Agnico Eagle Mines hiked $1.09, or 2.5%, to $44.47.

Tech stocks got bruised, as Shopify fell $1.59 to $200.16, while Constellation Software slipped $8.76 to $927.00

Among energy listings, Suncor Energy slid 10 cents to $49.72, while Canadian Natural Resources ducked lower 30 cents to $41.45.

In consumer discretionary issues, Magna International sank 85 cents, or 1.1%, to $69.74.

In things macroeconomic, Statistics Canada reported that foreign investment in Canadian securities reached $12.7 billion in July, mainly from acquisitions of federal government bonds. At the same time, Canadian investment in foreign securities totaled $13.1 billion, led by record purchases of foreign bonds.

Also, the Canadian Real Estate Association said national home sales via Canadian MLS Systems edged up by 0.9% in August 2018, marking a fourth consecutive monthly gain. However, CREA added, sales activity is still running below levels in most other months going back to early 2014.

ON BAYSTREET

The TSX Venture Exchange tacked on 4.2 points to close at 719.36

Eight of the 12 subgroups were higher, as health-care climbed 4.5%, while gold stocks acquired 2%, and materials strengthened 1.9%

The four laggards were weighed most by information technology, slipping 0.9%, energy, dipping 0.8%, and consumer discretionary stocks, sputtering 0.3%.

ON WALLSTREET

Stocks closed lower on Monday after President Donald Trump said an announcement on U.S.-China trade will be coming after the close. Steep losses in some of the biggest tech shares also pressured the broader market.

The Dow Jones Industrial Average slid 92.55 points to 26,062.12, ending a four-day winning streak, as Apple and Boeing lagged

The S&P 500 faded 16.18 points to 2,896.85, ending that index’s streak of five days of gains, with tech and consumer discretionary underperforming.

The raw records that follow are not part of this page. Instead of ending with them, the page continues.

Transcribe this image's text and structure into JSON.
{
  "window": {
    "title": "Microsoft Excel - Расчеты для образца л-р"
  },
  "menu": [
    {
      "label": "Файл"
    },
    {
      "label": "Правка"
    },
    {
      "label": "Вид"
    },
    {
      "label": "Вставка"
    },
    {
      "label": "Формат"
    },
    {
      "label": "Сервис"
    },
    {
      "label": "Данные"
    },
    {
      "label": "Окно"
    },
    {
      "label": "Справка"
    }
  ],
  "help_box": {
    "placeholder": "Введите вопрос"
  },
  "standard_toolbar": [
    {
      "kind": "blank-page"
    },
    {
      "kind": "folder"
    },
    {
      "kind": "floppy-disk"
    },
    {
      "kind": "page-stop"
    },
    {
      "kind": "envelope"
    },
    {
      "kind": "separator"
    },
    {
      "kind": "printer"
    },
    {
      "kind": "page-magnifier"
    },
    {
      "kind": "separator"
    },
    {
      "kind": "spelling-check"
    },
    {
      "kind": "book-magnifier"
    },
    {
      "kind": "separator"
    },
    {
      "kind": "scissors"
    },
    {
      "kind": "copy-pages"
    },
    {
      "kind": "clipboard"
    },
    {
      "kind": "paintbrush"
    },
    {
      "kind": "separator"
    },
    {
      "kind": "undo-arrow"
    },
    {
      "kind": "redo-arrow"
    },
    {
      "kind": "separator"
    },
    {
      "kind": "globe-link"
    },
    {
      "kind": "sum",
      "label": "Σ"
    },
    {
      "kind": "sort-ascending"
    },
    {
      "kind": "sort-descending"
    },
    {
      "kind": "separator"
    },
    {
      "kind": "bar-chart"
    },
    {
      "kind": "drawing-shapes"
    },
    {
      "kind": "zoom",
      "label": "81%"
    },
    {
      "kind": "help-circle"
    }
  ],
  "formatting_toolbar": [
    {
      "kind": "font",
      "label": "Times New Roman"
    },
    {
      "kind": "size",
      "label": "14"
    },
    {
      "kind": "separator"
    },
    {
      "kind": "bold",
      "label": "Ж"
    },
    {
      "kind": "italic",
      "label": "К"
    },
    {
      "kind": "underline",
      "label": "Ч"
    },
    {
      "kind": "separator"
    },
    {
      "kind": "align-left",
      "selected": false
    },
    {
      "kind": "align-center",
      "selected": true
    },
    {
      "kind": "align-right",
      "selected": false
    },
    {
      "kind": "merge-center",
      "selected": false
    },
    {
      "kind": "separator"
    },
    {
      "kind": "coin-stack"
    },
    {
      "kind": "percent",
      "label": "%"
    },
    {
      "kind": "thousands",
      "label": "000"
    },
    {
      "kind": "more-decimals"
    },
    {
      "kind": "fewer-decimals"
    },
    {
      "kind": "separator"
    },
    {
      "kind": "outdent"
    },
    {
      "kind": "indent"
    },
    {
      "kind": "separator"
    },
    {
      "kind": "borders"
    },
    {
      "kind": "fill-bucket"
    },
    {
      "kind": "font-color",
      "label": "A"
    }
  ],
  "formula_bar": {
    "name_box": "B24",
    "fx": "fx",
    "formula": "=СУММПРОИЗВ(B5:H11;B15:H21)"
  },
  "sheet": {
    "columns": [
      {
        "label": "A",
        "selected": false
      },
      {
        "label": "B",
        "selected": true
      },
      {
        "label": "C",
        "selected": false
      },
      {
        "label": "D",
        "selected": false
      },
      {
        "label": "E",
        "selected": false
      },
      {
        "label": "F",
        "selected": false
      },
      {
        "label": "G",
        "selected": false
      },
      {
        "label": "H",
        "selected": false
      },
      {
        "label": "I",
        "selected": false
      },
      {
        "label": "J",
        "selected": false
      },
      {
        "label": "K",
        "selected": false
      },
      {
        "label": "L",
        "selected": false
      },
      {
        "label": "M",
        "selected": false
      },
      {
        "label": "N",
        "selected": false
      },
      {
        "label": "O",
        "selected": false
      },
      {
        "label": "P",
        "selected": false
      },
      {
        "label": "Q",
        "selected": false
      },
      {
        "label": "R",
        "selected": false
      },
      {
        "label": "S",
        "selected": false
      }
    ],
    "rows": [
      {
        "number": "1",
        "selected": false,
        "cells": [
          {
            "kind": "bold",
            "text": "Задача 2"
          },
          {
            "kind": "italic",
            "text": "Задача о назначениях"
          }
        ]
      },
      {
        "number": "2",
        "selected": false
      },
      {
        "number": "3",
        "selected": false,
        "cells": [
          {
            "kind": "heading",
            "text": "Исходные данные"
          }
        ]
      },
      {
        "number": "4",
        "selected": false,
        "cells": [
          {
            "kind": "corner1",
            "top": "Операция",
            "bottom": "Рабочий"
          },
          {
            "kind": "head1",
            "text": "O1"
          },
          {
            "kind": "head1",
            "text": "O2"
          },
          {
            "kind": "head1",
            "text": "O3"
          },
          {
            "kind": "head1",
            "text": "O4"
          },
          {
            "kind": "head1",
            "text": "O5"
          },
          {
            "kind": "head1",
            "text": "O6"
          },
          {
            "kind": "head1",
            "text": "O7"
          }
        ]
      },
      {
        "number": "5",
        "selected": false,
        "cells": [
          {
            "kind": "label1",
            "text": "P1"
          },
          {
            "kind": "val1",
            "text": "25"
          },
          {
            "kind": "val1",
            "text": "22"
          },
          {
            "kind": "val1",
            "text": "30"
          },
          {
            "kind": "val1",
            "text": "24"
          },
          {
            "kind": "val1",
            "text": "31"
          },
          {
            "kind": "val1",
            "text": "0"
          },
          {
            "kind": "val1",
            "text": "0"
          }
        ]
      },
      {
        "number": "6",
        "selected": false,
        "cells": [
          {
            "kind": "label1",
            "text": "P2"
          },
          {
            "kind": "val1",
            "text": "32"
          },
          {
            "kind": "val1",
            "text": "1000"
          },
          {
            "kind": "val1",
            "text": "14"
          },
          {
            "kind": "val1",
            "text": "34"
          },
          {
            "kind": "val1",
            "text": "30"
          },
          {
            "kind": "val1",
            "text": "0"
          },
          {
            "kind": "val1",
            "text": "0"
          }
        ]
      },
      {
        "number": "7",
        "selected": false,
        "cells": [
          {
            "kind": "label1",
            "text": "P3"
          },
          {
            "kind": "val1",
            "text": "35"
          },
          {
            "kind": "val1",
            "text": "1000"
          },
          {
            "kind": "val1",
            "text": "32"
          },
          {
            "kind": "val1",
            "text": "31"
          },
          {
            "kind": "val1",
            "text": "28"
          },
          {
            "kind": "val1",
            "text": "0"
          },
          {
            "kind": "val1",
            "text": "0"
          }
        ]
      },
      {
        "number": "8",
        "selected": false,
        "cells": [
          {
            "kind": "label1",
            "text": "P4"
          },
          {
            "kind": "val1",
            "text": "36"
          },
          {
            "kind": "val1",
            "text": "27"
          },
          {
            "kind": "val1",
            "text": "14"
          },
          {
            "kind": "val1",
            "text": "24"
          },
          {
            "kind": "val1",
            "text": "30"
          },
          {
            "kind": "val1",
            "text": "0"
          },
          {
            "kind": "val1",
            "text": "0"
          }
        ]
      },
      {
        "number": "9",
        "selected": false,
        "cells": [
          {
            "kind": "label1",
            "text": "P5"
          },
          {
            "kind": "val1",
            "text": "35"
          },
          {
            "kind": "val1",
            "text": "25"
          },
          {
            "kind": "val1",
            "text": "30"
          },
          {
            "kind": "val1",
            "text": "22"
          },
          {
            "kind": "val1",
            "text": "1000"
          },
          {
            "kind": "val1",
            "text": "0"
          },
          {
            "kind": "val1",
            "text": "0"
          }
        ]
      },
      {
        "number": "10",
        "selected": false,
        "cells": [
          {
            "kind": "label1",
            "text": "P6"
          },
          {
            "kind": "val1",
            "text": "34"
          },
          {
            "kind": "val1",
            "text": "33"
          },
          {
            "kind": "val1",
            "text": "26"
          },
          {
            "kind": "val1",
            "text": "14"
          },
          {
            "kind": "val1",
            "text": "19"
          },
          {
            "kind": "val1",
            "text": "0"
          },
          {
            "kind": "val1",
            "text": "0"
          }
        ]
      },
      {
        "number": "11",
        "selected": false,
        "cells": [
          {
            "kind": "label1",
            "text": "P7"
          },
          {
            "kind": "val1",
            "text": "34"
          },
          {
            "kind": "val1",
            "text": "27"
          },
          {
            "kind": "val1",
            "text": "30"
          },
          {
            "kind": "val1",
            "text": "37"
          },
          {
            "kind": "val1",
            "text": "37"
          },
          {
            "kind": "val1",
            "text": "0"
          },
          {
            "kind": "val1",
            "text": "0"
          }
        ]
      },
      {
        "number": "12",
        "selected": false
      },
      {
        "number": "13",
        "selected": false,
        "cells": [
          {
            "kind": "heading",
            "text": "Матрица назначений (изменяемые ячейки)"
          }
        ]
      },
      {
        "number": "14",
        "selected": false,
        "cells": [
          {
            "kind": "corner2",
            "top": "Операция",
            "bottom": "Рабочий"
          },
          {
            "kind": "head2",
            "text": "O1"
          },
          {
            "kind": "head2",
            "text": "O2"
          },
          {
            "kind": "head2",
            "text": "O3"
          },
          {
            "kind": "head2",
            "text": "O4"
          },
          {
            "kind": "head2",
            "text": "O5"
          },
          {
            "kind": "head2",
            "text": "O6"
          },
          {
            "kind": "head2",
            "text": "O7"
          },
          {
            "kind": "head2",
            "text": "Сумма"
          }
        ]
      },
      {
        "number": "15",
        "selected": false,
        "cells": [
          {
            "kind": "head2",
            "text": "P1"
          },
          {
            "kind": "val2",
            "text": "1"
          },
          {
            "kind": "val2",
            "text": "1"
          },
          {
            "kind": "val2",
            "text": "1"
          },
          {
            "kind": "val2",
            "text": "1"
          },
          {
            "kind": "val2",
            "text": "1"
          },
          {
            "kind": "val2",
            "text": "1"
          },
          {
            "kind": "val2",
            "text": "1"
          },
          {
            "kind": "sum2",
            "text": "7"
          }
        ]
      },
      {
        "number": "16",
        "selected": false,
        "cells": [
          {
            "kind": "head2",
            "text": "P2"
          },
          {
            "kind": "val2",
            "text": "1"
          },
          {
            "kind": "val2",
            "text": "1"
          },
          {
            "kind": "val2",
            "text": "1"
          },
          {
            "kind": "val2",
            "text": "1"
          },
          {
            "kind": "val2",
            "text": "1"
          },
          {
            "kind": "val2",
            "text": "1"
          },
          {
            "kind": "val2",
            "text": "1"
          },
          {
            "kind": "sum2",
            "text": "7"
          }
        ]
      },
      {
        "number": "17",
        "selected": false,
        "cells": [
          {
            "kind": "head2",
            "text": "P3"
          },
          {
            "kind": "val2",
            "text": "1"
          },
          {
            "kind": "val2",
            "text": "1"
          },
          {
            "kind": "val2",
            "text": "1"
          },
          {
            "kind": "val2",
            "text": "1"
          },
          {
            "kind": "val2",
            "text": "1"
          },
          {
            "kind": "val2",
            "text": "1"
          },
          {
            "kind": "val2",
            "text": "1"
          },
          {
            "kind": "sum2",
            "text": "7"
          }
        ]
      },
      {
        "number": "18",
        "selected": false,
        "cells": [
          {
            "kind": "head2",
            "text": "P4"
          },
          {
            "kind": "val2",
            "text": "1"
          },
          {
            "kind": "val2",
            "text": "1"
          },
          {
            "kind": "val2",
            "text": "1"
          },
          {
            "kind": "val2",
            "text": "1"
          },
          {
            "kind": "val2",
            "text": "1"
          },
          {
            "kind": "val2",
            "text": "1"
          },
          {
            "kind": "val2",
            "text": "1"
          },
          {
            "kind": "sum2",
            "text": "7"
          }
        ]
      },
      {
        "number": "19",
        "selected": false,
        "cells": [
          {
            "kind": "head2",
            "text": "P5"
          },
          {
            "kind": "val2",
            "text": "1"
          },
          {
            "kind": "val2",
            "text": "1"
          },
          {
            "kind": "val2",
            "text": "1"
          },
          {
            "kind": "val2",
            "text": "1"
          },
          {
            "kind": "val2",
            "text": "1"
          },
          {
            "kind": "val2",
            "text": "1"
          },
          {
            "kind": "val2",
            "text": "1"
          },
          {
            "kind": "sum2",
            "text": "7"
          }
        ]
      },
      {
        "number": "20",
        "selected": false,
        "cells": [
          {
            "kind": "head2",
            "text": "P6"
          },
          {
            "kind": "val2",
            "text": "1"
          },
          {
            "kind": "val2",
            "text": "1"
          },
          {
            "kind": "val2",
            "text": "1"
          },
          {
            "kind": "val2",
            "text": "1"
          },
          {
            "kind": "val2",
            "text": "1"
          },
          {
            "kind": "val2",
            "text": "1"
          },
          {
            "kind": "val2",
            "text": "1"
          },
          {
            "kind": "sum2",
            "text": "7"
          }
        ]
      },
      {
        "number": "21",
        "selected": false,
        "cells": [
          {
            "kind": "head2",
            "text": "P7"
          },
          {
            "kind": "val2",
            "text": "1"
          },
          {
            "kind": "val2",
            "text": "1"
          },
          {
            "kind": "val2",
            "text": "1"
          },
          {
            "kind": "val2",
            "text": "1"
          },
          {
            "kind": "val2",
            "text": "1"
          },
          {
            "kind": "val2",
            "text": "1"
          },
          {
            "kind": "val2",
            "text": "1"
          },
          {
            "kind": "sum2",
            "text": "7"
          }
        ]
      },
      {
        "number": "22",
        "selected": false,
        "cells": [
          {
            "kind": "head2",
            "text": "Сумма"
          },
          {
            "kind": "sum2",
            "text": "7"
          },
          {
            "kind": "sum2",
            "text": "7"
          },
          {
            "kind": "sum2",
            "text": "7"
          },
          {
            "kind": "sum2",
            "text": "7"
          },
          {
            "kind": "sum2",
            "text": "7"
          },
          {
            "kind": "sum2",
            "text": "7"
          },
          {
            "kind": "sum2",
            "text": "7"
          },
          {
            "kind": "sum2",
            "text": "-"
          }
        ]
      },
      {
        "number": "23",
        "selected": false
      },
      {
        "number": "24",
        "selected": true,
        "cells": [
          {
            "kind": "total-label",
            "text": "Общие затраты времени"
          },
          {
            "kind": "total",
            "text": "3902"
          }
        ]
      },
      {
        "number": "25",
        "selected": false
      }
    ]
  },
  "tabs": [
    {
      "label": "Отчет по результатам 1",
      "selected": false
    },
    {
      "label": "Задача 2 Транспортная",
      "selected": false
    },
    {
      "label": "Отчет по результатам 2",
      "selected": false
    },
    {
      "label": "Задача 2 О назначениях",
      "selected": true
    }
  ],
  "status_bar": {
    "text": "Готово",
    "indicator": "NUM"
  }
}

The NASDAQ plummeted 114.25 points, or 1.4%, to 7,895.79, notching its worst day since July 27 — as shares of Amazon, Apple and Micron fell.

Apple shares fell 2.6% amid fears it could be caught in the middle of a U.S.-China trade war. China is one of Apple's biggest markets. The tech giant said earlier this month that tariffs on Chinese goods could hurt its business.

Boeing shares fell 1.1%. The company is considered a bellwether for global trade given its exposure to overseas markets.

Twitter dropped 4.2% after MoffettNathanson reiterated its sell rating on the stock, noting cost growth should accelerate moving forward. The stock is now down about 40% from its 52-week high.

Micron's stock dropped 1.6% after analysts at BMO Capital Markets and Deutsche Bank slashed their price targets on the stock, citing weaker pricing for memory chips.

Amazon, meanwhile, declined 3.2% after an analyst at Citi suggested the company split into two to avoid antitrust scrutiny from the Trump administration. The stock also posted its worst day since April 24, when it dropped 3.8%.

Prices for the benchmark for the 10-year U.S. Treasury gained slightly, lowering yields to 2.99% from Friday’s 3%. Treasury prices and yields move in opposite directions.

Oil prices ditched 26 cents to $68.73 U.S. a barrel.